New Delhi: The Madhya Pradesh Congress in its election manifesto has proposed to overturn what the United Progressive Alliance (UPA) considered one of its major reforms in the field of education — the introduction of no-detention policy under the Right to Education (RTE) Act.

In its manifesto titled ‘Vachan Patra’ (document of promises), the state Congress has said it would take steps to reintroduce board exams in class 8 to improve the quality of education.

The proposed policy is in contrast to the current RTE system under which exams are held from class 9 onwards.

The no-detention policy, enforced on 1 April 2010 by the UPA government, states that students up to class 8 can’t be detained by schools across the country.

Earlier this year, the National Democratic Alliance (NDA) government too passed a bill in Lok Sabha to amend the no-detention policy under the RTE Act, giving states the right to change the law. The bill is yet to be passed by the Rajya Sabha.

Manifesto provisions

In the 112-page manifesto released in Bhopal Saturday, the opposition party said it would ensure that monthly exams are held for all subjects to improve the quality of education in middle schools.

The party also promised to do away with the practice of e-attendance for teachers and students in schools and higher education institutions.

“Attendance of teachers and students would be ensured and the practice of e-attendance would be done away with because of which teachers and students feel humiliated,” the manifesto said.

The manifesto was released in the presence of state Congress president Kamal Nath, state campaign committee chief Jyotiraditya Scindia and former chief minister Digvijaya Singh.

Madhya Pradesh goes to polls on 28 November and votes will be counted on 11 December.


Also read: We have failed our children by removing no-detention clause from RTE


Flawed policy?

Senior Congress leader Kapil Sibal, under whose tenure as human resource development (HRD) minister the RTE Act came into force, told the Print that he was not consulted on the matter.

“It is Madhya Pradesh Congress manifesto.
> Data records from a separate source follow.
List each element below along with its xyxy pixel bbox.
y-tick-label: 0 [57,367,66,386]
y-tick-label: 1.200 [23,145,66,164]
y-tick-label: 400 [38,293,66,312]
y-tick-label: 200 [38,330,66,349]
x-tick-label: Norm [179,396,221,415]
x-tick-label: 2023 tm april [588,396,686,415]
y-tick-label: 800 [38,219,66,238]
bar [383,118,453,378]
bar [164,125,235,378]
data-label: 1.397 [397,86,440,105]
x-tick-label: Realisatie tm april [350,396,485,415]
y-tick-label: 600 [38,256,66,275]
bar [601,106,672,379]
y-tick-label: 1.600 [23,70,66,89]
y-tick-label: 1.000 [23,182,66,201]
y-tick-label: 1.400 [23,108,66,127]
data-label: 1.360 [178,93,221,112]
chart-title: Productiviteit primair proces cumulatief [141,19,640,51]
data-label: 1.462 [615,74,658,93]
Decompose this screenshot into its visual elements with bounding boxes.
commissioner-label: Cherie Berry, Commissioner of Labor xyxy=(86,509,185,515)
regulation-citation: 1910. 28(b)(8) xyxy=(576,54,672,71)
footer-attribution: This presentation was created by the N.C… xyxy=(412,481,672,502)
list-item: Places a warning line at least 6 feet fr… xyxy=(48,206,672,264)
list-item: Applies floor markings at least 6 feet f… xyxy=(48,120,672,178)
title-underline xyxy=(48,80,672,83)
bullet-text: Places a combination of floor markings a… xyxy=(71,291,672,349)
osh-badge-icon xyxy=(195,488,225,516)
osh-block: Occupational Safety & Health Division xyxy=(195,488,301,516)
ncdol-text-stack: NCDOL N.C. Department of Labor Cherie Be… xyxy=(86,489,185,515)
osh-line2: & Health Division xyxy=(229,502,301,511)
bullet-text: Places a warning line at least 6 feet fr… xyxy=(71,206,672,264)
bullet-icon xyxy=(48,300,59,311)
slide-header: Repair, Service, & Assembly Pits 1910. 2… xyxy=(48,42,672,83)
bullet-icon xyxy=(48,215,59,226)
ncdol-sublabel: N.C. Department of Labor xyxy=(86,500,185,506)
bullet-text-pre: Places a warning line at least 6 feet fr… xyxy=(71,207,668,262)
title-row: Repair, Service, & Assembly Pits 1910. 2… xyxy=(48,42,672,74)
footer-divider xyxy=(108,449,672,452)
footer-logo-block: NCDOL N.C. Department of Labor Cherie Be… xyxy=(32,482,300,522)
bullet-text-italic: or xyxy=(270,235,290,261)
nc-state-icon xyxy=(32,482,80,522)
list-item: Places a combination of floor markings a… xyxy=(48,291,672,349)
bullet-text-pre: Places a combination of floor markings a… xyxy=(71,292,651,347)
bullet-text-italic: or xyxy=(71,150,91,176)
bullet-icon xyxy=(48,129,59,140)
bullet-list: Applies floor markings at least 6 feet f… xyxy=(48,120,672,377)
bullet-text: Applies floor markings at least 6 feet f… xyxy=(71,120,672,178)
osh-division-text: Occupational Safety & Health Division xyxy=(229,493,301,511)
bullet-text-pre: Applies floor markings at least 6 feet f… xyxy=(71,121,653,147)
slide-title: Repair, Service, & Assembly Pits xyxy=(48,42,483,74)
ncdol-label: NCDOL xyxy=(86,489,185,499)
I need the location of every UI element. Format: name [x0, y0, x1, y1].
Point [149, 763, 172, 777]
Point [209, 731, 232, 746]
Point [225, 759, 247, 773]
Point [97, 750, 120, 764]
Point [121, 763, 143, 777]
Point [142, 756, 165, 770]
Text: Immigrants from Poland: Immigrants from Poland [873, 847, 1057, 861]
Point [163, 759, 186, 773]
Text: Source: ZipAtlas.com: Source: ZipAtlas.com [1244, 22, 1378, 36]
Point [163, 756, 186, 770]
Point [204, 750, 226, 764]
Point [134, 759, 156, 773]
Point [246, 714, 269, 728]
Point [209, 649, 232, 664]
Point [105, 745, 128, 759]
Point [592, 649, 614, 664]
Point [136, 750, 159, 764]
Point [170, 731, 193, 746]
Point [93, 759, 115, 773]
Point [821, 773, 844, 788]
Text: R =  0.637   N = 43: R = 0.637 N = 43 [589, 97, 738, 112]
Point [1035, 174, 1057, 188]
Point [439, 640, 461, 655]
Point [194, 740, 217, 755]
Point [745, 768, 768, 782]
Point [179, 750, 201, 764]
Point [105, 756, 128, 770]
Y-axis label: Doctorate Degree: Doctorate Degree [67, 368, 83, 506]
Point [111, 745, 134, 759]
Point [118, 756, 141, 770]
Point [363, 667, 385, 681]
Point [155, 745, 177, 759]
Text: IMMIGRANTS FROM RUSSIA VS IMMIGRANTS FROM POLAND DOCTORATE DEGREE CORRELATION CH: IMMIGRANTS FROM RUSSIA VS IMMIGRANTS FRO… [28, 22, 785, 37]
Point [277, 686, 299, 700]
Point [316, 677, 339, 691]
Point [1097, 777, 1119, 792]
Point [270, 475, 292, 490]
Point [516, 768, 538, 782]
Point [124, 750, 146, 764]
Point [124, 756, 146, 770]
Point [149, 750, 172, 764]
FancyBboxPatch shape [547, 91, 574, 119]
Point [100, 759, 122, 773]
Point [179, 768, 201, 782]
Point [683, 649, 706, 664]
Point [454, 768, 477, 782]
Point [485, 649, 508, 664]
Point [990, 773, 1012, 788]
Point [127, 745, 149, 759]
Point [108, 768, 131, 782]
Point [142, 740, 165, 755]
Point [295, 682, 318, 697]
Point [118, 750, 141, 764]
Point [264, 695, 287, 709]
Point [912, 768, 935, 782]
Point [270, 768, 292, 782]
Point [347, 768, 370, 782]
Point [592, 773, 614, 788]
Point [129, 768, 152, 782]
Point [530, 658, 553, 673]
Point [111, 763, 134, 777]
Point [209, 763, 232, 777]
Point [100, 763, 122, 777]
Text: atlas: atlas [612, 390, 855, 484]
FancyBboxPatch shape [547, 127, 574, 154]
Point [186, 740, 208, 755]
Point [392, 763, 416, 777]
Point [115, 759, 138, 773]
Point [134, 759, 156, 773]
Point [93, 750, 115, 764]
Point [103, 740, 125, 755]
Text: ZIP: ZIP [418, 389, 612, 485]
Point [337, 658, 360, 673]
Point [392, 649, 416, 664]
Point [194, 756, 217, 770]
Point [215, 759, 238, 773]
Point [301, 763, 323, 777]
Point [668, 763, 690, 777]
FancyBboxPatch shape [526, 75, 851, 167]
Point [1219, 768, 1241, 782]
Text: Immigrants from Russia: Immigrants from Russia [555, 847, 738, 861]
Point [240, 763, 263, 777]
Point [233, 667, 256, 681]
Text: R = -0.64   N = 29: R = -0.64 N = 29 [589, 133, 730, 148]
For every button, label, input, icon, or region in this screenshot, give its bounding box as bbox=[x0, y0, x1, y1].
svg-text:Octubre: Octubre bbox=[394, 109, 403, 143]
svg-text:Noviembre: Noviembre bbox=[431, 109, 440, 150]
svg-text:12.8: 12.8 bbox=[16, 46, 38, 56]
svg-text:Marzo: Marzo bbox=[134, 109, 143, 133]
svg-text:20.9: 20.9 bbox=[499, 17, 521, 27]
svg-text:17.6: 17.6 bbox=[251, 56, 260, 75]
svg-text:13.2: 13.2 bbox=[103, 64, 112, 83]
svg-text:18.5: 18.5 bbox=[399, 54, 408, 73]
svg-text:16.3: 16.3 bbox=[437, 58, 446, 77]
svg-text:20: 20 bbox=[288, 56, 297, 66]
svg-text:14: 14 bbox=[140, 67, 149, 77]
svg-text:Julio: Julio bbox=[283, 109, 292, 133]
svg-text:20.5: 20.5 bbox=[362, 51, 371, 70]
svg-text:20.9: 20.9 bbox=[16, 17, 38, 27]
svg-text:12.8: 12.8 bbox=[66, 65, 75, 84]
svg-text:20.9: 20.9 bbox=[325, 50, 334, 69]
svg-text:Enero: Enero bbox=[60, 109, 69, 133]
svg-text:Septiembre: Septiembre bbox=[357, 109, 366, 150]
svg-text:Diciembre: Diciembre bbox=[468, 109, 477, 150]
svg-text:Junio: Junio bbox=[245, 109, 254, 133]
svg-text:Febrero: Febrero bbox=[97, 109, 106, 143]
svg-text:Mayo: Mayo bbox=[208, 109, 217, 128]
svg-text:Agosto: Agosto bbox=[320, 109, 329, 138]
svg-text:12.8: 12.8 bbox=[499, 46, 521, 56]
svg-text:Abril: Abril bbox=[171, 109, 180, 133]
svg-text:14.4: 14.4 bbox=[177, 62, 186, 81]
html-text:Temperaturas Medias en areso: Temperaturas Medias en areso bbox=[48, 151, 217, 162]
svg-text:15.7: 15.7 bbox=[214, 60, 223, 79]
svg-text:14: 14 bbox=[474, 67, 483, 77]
They have to decide what to include in it. I was not consulted and I was also not in India,” he said.

Sibal has previously defended the policy citing the positive impact it had on arresting the dropout rate. He has also claimed that the policy was not understood properly by the states and so its implementation wasn’t done in the right manner.

For the past few years, concerns have been raised about the negative impact of the no-detention policy on the academic performance of the students and the Congress manifesto seems to echo the same sentiments.

Many states, especially Delhi, have been quite vocal about the flaws in the policy.

“The situation is very grim as far as education is concerned in the state,” said Abhay Dubey, spokesperson, Madhya Pradesh Congress Committee.

“It is true that no-detention policy was introduced but the exam that we have proposed will not only be an external one but will assess the overall development of the student too. But yes, there will be an external exam,” he added.


Also read: Scared of being dumped, Madhya Pradesh BJP MPs queue up for assembly tickets


Amendment

After holding consultation with states, the Central Advisory Board of Education in 2016 decided to give states the right to decide whether they want to have the no-detention policy or not.

However, this necessitated an amendment in the RTE Act.

The NDA government passed a bill in the Lok Sabha in July to amend the RTE Act to abolish the no-detention policy in schools. As per the amendment, it would be left to states to decide whether to continue the policy. The amendment also allows states to evolve their own detention policy from class 5 onwards.

The bill hasn’t been passed in the Rajya Sabha as yet.

A key component of the RTE Act, the no-detention policy was enforced with the aim of ensuring that every child aged between 6 and 14 received school education.